Birdy

Getting back to the films of Alan Parker, his next was 1984's Birdy, an emotionally taut drama that explores two themes: PSTD, this time during the conflict in Vietnam, and friendship, which I think ends up the stronger of the two.

Birdy concerns the unlikely friendship of two high school boys in South Philly during the 1960s. Nicolas Cage is Al, a popular kid with a swagger, but a kind heart. Matthew Modine is Birdy, so nick-named because of his obsession with birds (we never learn his real name). When the film begins Birdy is in an Army psychiatric hospital. His physical wounds were minor, but he refuses to speak, and sits in a crouch as if he were a bird.

Cage was also injured, severely. He he has bandages around his face after reconstructive surgery. Modine's doctor has asked Cage to visit to see if he can get through to him.

Then we see many flashbacks about how the two became friends. Modine is the weird kid who doesn't play with the others. But Cage is drawn to his interest in pigeons, and almost against his instincts joins Modine on some dangerous schemes to capture some. At one point both boys dress in suits made of pigeon feathers to get closer to the birds.

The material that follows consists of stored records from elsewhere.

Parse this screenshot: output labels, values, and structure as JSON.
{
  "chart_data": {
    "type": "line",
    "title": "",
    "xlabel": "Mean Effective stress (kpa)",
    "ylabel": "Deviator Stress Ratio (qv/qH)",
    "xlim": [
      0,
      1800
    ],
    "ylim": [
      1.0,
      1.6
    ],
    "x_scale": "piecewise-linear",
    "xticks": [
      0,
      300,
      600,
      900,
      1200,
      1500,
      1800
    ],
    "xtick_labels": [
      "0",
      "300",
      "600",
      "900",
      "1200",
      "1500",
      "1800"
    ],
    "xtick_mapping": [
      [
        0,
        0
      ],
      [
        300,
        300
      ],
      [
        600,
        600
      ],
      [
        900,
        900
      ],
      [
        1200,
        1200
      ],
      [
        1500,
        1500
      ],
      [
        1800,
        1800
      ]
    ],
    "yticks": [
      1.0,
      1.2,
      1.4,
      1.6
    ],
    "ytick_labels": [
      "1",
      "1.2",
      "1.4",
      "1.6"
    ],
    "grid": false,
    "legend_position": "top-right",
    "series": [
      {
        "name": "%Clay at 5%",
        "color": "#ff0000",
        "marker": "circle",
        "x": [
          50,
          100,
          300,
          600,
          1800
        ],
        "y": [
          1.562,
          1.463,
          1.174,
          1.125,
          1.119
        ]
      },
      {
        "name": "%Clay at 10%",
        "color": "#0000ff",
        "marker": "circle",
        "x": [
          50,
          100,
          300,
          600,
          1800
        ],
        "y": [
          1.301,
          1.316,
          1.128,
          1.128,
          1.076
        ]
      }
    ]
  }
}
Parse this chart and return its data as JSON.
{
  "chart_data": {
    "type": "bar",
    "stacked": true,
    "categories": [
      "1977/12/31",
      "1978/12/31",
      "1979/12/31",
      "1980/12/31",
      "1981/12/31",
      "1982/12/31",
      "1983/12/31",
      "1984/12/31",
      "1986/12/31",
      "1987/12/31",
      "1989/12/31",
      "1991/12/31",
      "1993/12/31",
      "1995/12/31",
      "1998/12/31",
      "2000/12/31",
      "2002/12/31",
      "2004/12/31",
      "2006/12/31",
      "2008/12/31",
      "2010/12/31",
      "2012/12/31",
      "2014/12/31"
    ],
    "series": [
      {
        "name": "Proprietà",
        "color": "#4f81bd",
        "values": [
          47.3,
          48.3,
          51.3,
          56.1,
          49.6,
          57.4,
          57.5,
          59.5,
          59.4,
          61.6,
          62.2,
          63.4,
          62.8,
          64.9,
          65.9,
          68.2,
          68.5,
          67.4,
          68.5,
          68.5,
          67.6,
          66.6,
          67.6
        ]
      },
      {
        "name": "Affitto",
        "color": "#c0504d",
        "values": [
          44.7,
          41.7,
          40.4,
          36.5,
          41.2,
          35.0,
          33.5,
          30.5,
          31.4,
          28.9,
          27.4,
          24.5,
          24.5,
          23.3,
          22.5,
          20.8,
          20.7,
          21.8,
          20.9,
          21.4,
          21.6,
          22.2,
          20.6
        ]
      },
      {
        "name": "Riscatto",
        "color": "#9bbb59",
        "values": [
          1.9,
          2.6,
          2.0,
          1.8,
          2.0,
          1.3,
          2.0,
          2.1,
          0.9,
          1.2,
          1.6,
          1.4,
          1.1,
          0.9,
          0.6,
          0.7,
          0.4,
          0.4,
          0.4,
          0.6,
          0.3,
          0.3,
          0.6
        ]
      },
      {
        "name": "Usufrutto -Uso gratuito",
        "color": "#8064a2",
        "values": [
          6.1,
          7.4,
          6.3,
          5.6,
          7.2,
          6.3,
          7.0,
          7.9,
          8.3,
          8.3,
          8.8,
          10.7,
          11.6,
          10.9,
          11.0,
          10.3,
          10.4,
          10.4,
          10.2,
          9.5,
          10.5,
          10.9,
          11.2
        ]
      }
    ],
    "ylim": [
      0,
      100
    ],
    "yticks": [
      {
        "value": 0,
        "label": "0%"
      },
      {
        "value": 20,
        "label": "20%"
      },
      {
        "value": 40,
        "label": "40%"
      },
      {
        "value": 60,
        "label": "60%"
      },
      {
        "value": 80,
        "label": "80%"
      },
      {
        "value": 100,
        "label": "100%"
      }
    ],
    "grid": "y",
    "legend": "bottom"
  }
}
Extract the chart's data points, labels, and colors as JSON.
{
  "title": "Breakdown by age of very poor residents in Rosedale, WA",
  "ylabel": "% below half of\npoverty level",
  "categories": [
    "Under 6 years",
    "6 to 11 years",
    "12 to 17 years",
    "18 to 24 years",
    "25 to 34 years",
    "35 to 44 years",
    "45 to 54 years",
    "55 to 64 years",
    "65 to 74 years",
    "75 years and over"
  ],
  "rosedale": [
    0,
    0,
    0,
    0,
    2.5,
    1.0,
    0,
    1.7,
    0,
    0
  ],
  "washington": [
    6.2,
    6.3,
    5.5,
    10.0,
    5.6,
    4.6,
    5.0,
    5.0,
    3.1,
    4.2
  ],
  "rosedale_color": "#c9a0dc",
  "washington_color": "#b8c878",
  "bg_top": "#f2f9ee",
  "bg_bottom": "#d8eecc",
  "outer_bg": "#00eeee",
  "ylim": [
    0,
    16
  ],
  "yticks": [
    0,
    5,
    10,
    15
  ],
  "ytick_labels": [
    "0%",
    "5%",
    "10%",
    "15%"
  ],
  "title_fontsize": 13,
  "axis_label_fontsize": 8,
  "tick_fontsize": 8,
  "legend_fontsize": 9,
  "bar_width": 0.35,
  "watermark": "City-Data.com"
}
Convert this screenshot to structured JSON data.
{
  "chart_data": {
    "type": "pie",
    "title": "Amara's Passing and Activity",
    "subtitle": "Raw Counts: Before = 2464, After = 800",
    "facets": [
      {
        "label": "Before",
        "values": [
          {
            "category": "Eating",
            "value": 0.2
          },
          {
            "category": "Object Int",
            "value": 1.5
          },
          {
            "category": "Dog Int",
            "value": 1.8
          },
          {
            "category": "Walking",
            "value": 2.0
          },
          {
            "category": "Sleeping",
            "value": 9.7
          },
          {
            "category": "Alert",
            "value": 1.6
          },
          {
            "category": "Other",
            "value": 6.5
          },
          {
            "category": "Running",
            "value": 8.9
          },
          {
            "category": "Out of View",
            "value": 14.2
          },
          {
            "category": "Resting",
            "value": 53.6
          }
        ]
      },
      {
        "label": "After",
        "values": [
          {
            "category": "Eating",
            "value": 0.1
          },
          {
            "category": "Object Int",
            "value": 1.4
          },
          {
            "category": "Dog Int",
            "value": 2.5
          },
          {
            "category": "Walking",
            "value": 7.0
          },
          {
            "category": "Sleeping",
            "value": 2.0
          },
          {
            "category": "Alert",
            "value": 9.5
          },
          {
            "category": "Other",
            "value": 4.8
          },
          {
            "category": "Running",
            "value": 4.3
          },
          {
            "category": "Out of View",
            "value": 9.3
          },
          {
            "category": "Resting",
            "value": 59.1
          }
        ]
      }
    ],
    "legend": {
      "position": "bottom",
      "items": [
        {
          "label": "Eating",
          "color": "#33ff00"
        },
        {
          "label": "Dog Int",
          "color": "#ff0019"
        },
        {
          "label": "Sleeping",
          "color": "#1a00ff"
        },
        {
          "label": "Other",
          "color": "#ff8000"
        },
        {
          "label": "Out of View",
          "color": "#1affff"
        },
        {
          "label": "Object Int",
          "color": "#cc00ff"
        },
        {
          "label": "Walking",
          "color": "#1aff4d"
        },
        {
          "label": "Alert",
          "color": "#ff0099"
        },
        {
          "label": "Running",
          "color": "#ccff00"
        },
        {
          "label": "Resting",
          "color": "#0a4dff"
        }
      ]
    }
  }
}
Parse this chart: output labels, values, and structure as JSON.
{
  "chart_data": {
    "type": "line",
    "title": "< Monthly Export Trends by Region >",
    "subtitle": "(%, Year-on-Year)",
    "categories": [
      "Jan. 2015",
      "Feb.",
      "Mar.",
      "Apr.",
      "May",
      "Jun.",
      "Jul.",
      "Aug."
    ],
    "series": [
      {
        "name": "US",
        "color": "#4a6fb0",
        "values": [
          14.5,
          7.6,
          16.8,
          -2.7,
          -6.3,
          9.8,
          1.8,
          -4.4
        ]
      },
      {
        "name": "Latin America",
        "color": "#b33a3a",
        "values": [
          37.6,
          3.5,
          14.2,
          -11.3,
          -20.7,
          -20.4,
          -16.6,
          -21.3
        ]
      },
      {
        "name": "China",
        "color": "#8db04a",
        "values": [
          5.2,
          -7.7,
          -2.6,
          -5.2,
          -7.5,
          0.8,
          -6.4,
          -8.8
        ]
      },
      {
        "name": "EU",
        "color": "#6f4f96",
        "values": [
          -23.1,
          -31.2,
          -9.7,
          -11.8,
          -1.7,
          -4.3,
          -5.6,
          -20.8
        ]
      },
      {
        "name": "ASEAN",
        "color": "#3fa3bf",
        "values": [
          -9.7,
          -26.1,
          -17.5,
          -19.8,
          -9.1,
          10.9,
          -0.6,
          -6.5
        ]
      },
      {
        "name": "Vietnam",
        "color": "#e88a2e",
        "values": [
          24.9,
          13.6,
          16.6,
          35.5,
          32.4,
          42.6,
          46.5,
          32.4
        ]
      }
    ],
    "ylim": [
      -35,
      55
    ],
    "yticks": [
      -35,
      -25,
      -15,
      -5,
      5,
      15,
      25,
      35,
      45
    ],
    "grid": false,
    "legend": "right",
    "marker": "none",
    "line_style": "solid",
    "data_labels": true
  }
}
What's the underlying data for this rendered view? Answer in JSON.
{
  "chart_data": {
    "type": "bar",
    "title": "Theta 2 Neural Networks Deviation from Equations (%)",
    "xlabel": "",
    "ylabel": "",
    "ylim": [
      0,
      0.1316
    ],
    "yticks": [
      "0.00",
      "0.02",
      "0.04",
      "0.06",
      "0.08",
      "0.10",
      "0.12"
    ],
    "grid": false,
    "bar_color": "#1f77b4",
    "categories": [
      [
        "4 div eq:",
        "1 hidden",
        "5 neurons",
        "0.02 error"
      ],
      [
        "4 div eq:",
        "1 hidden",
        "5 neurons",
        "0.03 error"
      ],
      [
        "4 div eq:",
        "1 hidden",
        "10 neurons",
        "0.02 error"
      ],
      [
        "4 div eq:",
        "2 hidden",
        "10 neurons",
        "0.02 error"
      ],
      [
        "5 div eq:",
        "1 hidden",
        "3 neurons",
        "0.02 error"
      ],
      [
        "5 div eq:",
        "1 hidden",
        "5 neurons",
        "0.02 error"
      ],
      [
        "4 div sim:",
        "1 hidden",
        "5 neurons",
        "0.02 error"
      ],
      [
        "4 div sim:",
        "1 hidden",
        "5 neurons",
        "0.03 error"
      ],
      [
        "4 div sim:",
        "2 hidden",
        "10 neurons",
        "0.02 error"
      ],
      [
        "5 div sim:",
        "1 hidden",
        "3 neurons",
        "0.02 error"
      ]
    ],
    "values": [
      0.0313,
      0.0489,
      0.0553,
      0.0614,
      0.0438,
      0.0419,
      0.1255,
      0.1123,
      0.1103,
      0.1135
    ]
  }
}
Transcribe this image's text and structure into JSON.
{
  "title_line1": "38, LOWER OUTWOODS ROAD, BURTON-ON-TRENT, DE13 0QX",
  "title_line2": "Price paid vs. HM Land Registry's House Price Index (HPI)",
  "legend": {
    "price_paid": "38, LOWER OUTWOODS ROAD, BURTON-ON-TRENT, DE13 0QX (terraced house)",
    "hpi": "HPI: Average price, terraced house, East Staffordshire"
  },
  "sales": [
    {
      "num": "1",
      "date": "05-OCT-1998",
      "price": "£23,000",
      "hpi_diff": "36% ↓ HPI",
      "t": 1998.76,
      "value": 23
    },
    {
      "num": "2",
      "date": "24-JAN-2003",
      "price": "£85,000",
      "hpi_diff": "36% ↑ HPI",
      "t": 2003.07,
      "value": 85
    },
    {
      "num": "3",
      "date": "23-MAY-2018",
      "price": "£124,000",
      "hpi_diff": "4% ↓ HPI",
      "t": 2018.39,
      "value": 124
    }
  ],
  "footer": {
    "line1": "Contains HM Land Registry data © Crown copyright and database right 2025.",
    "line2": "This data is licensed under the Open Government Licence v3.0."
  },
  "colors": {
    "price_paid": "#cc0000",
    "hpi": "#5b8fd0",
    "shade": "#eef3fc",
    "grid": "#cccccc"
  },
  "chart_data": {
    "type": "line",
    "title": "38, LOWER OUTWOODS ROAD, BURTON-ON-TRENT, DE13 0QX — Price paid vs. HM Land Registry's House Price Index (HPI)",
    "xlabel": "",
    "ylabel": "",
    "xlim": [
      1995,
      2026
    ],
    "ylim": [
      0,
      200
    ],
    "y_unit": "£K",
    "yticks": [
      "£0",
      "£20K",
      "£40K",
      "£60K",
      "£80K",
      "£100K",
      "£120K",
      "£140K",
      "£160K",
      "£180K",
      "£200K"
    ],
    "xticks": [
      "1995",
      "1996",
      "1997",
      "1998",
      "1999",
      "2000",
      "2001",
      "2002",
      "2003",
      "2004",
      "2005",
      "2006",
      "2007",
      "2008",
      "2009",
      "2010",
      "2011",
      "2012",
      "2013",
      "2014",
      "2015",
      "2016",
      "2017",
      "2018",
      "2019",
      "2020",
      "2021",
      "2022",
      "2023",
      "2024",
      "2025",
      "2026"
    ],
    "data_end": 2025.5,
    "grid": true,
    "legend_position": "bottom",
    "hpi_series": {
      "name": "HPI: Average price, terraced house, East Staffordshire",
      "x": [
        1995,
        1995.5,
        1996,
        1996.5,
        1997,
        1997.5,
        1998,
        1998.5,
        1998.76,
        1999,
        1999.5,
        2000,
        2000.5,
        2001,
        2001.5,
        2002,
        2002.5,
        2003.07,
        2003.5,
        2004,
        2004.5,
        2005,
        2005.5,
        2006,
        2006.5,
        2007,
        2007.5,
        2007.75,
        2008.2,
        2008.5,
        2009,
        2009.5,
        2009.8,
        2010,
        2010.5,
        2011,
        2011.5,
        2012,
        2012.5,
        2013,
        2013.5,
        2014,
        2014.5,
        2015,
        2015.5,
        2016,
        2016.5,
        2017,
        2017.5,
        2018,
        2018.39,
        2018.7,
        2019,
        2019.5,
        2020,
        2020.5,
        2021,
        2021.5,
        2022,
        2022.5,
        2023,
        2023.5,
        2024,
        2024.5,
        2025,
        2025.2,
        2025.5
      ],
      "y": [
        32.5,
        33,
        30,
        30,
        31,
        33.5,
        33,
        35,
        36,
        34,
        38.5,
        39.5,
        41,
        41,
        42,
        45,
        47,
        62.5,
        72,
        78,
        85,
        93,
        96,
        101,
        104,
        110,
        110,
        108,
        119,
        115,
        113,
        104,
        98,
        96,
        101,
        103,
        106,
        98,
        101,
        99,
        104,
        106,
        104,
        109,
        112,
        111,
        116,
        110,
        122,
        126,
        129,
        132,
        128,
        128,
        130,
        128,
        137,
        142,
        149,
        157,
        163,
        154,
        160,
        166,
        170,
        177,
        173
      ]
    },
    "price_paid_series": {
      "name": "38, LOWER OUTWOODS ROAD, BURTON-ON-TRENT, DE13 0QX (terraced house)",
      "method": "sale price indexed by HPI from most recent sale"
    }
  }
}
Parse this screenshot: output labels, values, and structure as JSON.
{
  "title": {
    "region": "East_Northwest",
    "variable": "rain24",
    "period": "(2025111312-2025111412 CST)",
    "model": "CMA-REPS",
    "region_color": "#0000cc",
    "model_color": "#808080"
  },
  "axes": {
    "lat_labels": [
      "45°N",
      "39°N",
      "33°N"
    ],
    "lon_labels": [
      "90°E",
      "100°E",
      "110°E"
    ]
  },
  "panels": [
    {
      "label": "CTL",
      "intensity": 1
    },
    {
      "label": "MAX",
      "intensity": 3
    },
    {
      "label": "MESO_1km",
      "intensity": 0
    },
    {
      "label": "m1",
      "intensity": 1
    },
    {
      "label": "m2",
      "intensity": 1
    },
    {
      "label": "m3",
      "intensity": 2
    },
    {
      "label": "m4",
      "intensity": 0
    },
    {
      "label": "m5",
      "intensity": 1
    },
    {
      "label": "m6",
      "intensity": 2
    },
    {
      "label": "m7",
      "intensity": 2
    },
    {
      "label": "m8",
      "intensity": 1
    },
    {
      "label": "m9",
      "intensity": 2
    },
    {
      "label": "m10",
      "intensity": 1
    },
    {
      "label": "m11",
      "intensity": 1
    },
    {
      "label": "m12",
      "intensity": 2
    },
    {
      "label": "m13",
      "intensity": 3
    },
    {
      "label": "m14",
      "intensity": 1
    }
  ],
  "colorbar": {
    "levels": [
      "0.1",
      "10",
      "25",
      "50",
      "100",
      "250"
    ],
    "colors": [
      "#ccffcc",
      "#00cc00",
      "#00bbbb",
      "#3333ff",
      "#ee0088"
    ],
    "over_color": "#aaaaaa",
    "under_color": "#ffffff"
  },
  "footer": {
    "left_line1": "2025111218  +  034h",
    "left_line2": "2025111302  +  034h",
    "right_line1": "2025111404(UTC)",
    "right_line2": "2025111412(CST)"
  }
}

But after Modine gets injured on one of these escapades, his mother destroys the coop. The boys then fix up an old car, but Cage's father (Sandy Baron) sells it out from under them. But not before they enjoy a trip to Atlantic City, where Modine, not interested in girls, blows a chance for Cage to get laid.

Modine is what we would call autistic today. He has difficulty socializing, and is at true peace only with birds. He later says he would like to die and be reborn a bird. Cage can only understand this so much, and when the two go off to war they part on bad circumstances.

Birdy is surprisingly humorous for a film about PSTD (Cage has nightmares about the shell that went off in his face, and the longer he stays at the hospital the more worried they'll lock him up, too). While the scenes in the hospital are a bit too melodramatic--will Modine talks before Cage is sent away--the scenes of their antics as boys, such as when Modine uses a home-made ornithopter to try to take flight in a garbage dump, are enchanting. It is true that on paper these two would never be friends, but the script and the performances sell it.

And they are good performances. Modine is perfect as a troubled young man who just wants to fly, and it's always refreshing to see Cage as a young actor, when he wasn't the self-parody he is now. Birdy is a great film.